Mascot/Music Theories

JORDAN RUDESS – WIRED FOR MADNESS–This album is the musical equivalent of that coworker that eavesdrops on all your conversations and then tries to insert themselves into it, offering some vaguely related anecdote to turn the focus onto them. Jordan Rudess (of Dream Theater) is a really good keyboardist, and he won’t let you forget it for a second. This album has become my new definitive example of prog wankery, meaning music that is technically impressive, but ultimately devoid of any personality or soul. It’s just a wall of notes and scales that screams “hey, look how much theory I know and how it makes me better than you!”

Interscope

MADONNA – MADAME X–This album was promoted as containing wide reaching musical influences. Madonna said Madame X is like a secret agent who can become whoever she wants to be. But let’s just say that if Madame X really were a spy, she wouldn’t be fooling anyone. This album is full of weak and watered down Latin pop and that’s about the only exotic flavor you get. Madonna employs weird vocal processing on a lot of tracks, makes unpredictably weird stylistic shifts, and tries to convince the world that she cares with a couple shallow political tracks. This album fails to deliver on its promises and it’s especially disappointing because we all know Madonna can do better. Watch my full review here.

Big Machine

MIDLAND – LET IT ROLL–The internet likes to joke about how country songs are all about the same things like dogs dying, wives cheating, and trucks breaking down. Midland sees these jokes and uses them as the blueprints for their songs. I have never in my life heard a collection of country songs so bland, formulaic, and unoriginal than on this album. It’s like they plotted all of the biggest Nashville hits on a graph, drew a line through the middle and set a goal to never exceed that standard.

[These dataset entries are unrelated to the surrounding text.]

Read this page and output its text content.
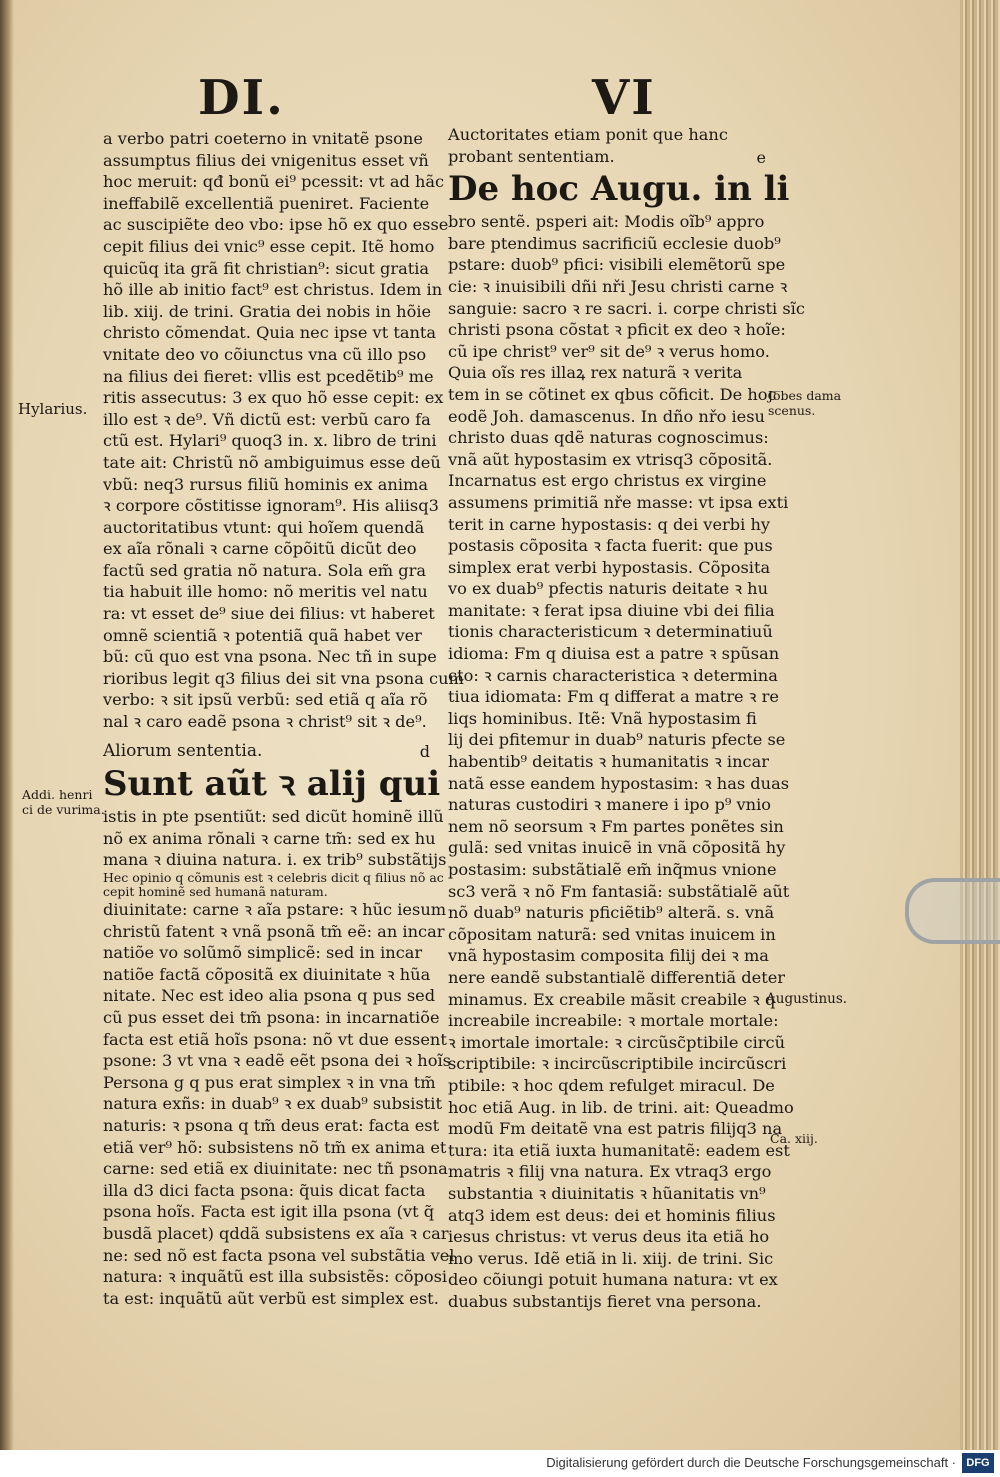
DI.	VI

a verbo patri coeterno in vnitatẽ psone

assumptus filius dei vnigenitus esset vñ

hoc meruit: qđ bonũ ei⁹ pcessit: vt ad hãc

ineffabilẽ excellentiã pueniret. Faciente

ac suscipiẽte deo vbo: ipse hõ ex quo esse

cepit filius dei vnic⁹ esse cepit. Itẽ homo

quicũq ita grã fit christian⁹: sicut gratia

hõ ille ab initio fact⁹ est christus. Idem in

lib. xiij. de trini. Gratia dei nobis in hõie

christo cõmendat. Quia nec ipse vt tanta

vnitate deo vo cõiunctus vna cũ illo pso

na filius dei fieret: vllis est pcedẽtib⁹ me

ritis assecutus: 3 ex quo hõ esse cepit: ex

illo est ꝛ de⁹. Vñ dictũ est: verbũ caro fa

ctũ est. Hylari⁹ quoq3 in. x. libro de trini

tate ait: Christũ nõ ambiguimus esse deũ

vbũ: neq3 rursus filiũ hominis ex anima

ꝛ corpore cõstitisse ignoram⁹. His aliisq3

auctoritatibus vtunt: qui hoĩem quendã

ex aĩa rõnali ꝛ carne cõpõitũ dicũt deo

factũ sed gratia nõ natura. Sola em̃ gra

tia habuit ille homo: nõ meritis vel natu

ra: vt esset de⁹ siue dei filius: vt haberet

omnẽ scientiã ꝛ potentiã quã habet ver

bũ: cũ quo est vna psona. Nec tñ in supe

rioribus legit q3 filius dei sit vna psona cum

verbo: ꝛ sit ipsũ verbũ: sed etiã q aĩa rõ

nal ꝛ caro eadẽ psona ꝛ christ⁹ sit ꝛ de⁹.

Aliorum sententia.	d

Sunt aũt ꝛ alij qui

istis in pte psentiũt: sed dicũt hominẽ illũ

nõ ex anima rõnali ꝛ carne tm̃: sed ex hu

mana ꝛ diuina natura. i. ex trib⁹ substãtijs

Hec opinio q cõmunis est ꝛ celebris dicit q filius nõ ac

cepit hominẽ sed humanã naturam.

diuinitate: carne ꝛ aĩa pstare: ꝛ hũc iesum

christũ fatent ꝛ vnã psonã tm̃ eẽ: an incar

natiõe vo solũmõ simplicẽ: sed in incar

natiõe factã cõpositã ex diuinitate ꝛ hũa

nitate. Nec est ideo alia psona q pus sed

cũ pus esset dei tm̃ psona: in incarnatiõe

facta est etiã hoĩs psona: nõ vt due essent

psone: 3 vt vna ꝛ eadẽ eẽt psona dei ꝛ hoĩs

Persona g q pus erat simplex ꝛ in vna tm̃

natura exñs: in duab⁹ ꝛ ex duab⁹ subsistit

naturis: ꝛ psona q tm̃ deus erat: facta est

etiã ver⁹ hõ: subsistens nõ tm̃ ex anima et

carne: sed etiã ex diuinitate: nec tñ psona

illa d3 dici facta psona: q̃uis dicat facta

psona hoĩs. Facta est igit illa psona (vt q̃

busdã placet) qddã subsistens ex aĩa ꝛ car

ne: sed nõ est facta psona vel substãtia vel

natura: ꝛ inquãtũ est illa subsistẽs: cõposi

ta est: inquãtũ aũt verbũ est simplex est.

Auctoritates etiam ponit que hanc

probant sententiam.	e

De hoc Augu. in li

bro sentẽ. psperi ait: Modis oĩb⁹ appro

bare ptendimus sacrificiũ ecclesie duob⁹

pstare: duob⁹ pfici: visibili elemẽtorũ spe

cie: ꝛ inuisibili dñi nři Jesu christi carne ꝛ

sanguie: sacro ꝛ re sacri. i. corpe christi sĩc

christi psona cõstat ꝛ pficit ex deo ꝛ hoĩe:

cũ ipe christ⁹ ver⁹ sit de⁹ ꝛ verus homo.

Quia oĩs res illaꝝ rex naturã ꝛ verita

tem in se cõtinet ex qbus cõficit. De hoc

eodẽ Joh. damascenus. In dño nřo iesu

christo duas qdẽ naturas cognoscimus:

vnã aũt hypostasim ex vtrisq3 cõpositã.

Incarnatus est ergo christus ex virgine

assumens primitiã nře masse: vt ipsa exti

terit in carne hypostasis: q dei verbi hy

postasis cõposita ꝛ facta fuerit: que pus

simplex erat verbi hypostasis. Cõposita

vo ex duab⁹ pfectis naturis deitate ꝛ hu

manitate: ꝛ ferat ipsa diuine vbi dei filia

tionis characteristicum ꝛ determinatiuũ

idioma: Fm q diuisa est a patre ꝛ spũsan

cto: ꝛ carnis characteristica ꝛ determina

tiua idiomata: Fm q differat a matre ꝛ re

liqs hominibus. Itẽ: Vnã hypostasim fi

lij dei pfitemur in duab⁹ naturis pfecte se

habentib⁹ deitatis ꝛ humanitatis ꝛ incar

natã esse eandem hypostasim: ꝛ has duas

naturas custodiri ꝛ manere i ipo p⁹ vnio

nem nõ seorsum ꝛ Fm partes ponẽtes sin

gulã: sed vnitas inuicẽ in vnã cõpositã hy

postasim: substãtialẽ em̃ inq̃mus vnione

sc3 verã ꝛ nõ Fm fantasiã: substãtialẽ aũt

nõ duab⁹ naturis pficiẽtib⁹ alterã. s. vnã

cõpositam naturã: sed vnitas inuicem in

vnã hypostasim composita filij dei ꝛ ma

nere eandẽ substantialẽ differentiã deter

minamus. Ex creabile mãsit creabile ꝛ q

increabile increabile: ꝛ mortale mortale:

ꝛ imortale imortale: ꝛ circũsc̃ptibile circũ

scriptibile: ꝛ incircũscriptibile incircũscri

ptibile: ꝛ hoc qdem refulget miracul. De

hoc etiã Aug. in lib. de trini. ait: Queadmo

modũ Fm deitatẽ vna est patris filijq3 na

tura: ita etiã iuxta humanitatẽ: eadem est

matris ꝛ filij vna natura. Ex vtraq3 ergo

substantia ꝛ diuinitatis ꝛ hũanitatis vn⁹

atq3 idem est deus: dei et hominis filius

iesus christus: vt verus deus ita etiã ho

mo verus. Idẽ etiã in li. xiij. de trini. Sic

deo cõiungi potuit humana natura: vt ex

duabus substantijs fieret vna persona.

Hylarius.
Addi. henri
ci de vurima.
Jo̅bes dama
scenus.
Augustinus.
Ca. xiij.
Digitalisierung gefördert durch die Deutsche Forschungsgemeinschaft · DFG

If I had to say one good thing about this album, it would be that this band is extremely dedicated to the mediocrity of it all.

Pavement Entertainment

SNAKE BITE WHISKY – THIS SIDE OF HELL–This is the self-proclaimed number one sleaze rock band of Australia, a genre I’m not entirely sure they didn’t make up. This is music for people who think rock peaked with Appetite for Destruction. The attitude, the swagger, the clothes, even the hair is all here. And that includes some of the problematic stuff too. It’s called sleaze rock for a reason. Unlike other bands like Steel Panther where you can clearly tell everything is tongue-in-cheek, I can’t tell if these guys are joking or not.